Hard calculation by converting it into a geometric series:
$$\tag{2}\label{e2}\displaylines{
\sum\limits_{j = 1 < h}^N {{e^{i\frac{\pi }{N}\left[ {{s_1}j + {s_2}h} \right]}}} = \sum\limits_{k = 1}^{N - 1} {\sum\limits_{n = 1}^{N - k} {{e^{i\frac{\pi }{N}\left[ {\left( {{s_1} + {s_2}} \right)k + {s_2}n} \right]}}} } \cr
= 2{e^{i\frac{{\left( {{s_1} + {s_2}} \right)\pi }}{N}}} \cdot {\left( {1 - {e^{i\frac{{{s_1}\pi }}{N}}}} \right)^{ - 1}} \cdot {\left( {1 - {e^{i\frac{{{s_2}\pi }}{N}}}} \right)^{ - 1}} \cr} $$
when ${s_1}$ and ${s_2}$ are fixed odd numbers with ${s_1} + {s_2} \ne 2mN$. I notice the result in (\ref{e2}) is invariant with ${s_1}$ and ${s_2}$ exchanged and hence the original sum in (\ref{e1}) equals to zero.
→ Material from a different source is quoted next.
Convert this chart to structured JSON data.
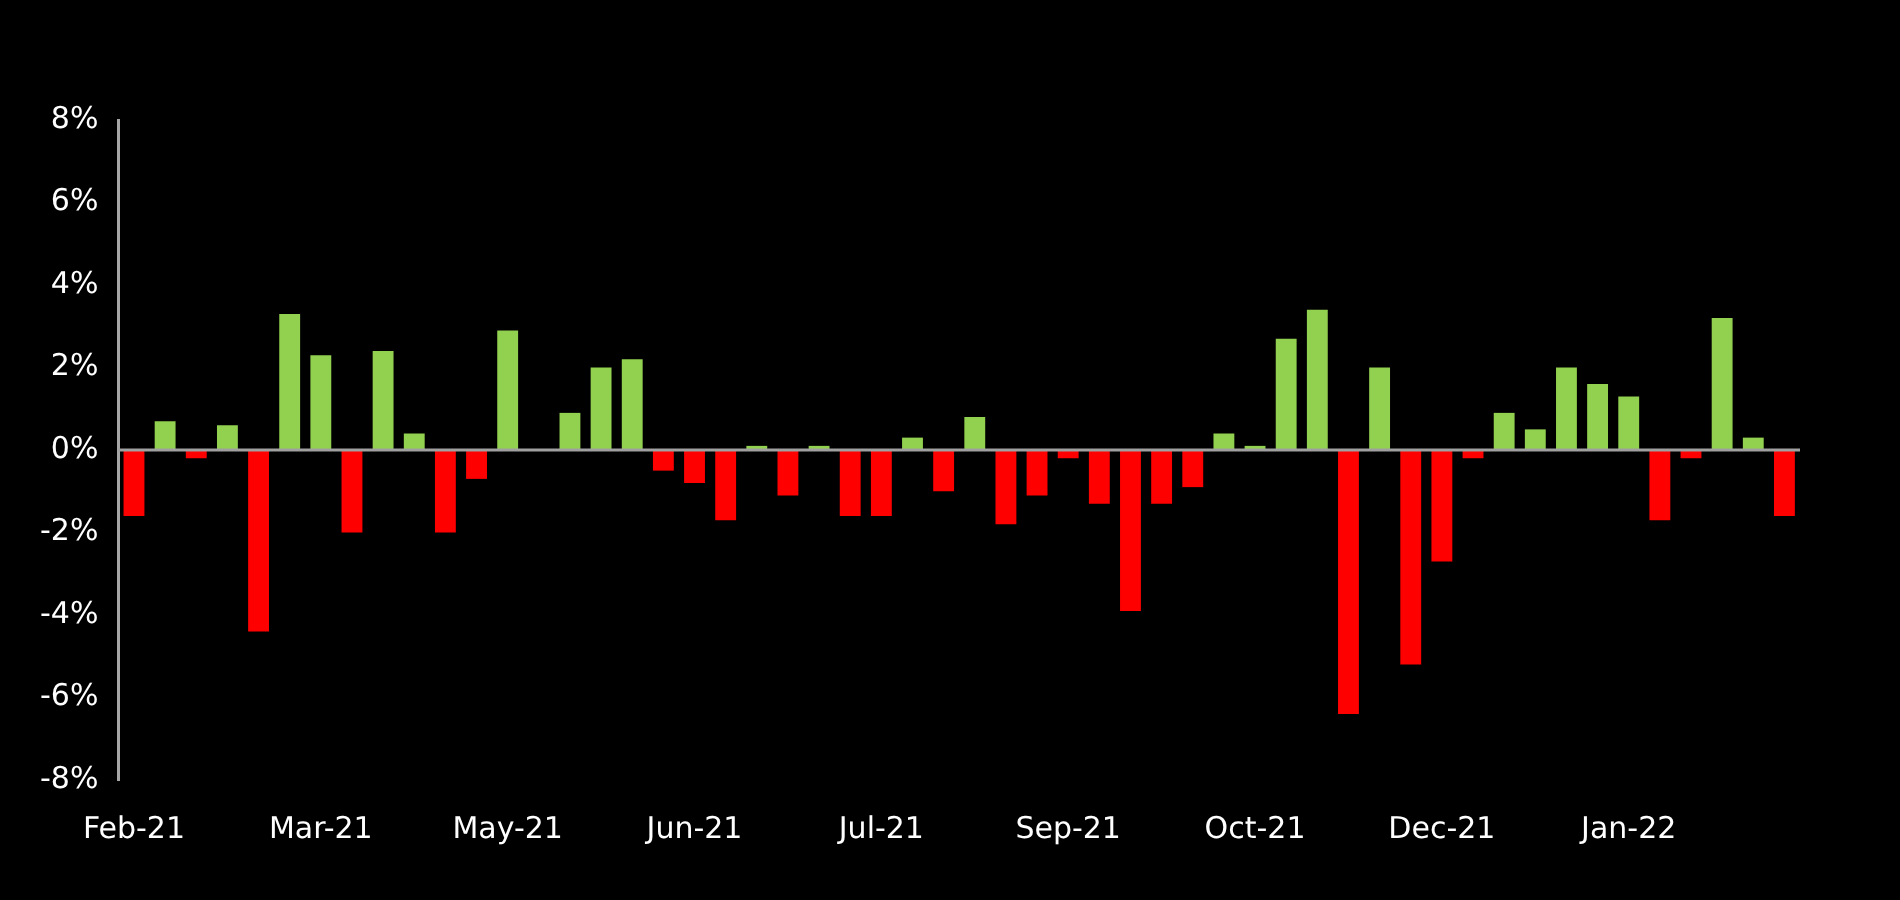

If indeed ${s_1} + {s_2} = 2mN$ then
$$\tag{3}\label{e3}\displaylines{
\sum\limits_{j = 1 < h}^N {{e^{i\frac{\pi }{N}\left[ {{s_1}j + {s_2}h} \right]}}} = \sum\limits_{k = 1}^{N - 1} {\sum\limits_{n = 1}^{N - k} {{e^{i\frac{\pi }{N}\left[ {\left( {{s_1} + {s_2}} \right)k + {s_2}n} \right]}}} } \cr
= \sum\limits_{k = 1}^{N - 1} {\sum\limits_{n = 1}^{N - k} {{e^{i\frac{{{s_2}\pi }}{N}n}}} } \cr
= \left( {N{e^{i\frac{{{s_2}\pi }}{N}}} + 2 - N} \right){\left( {2 - 2\cos \frac{{{s_2}\pi }}{N}} \right)^{ - 1}} \cr} $$
and therefore the original sum in (\ref{e1}) is not zero.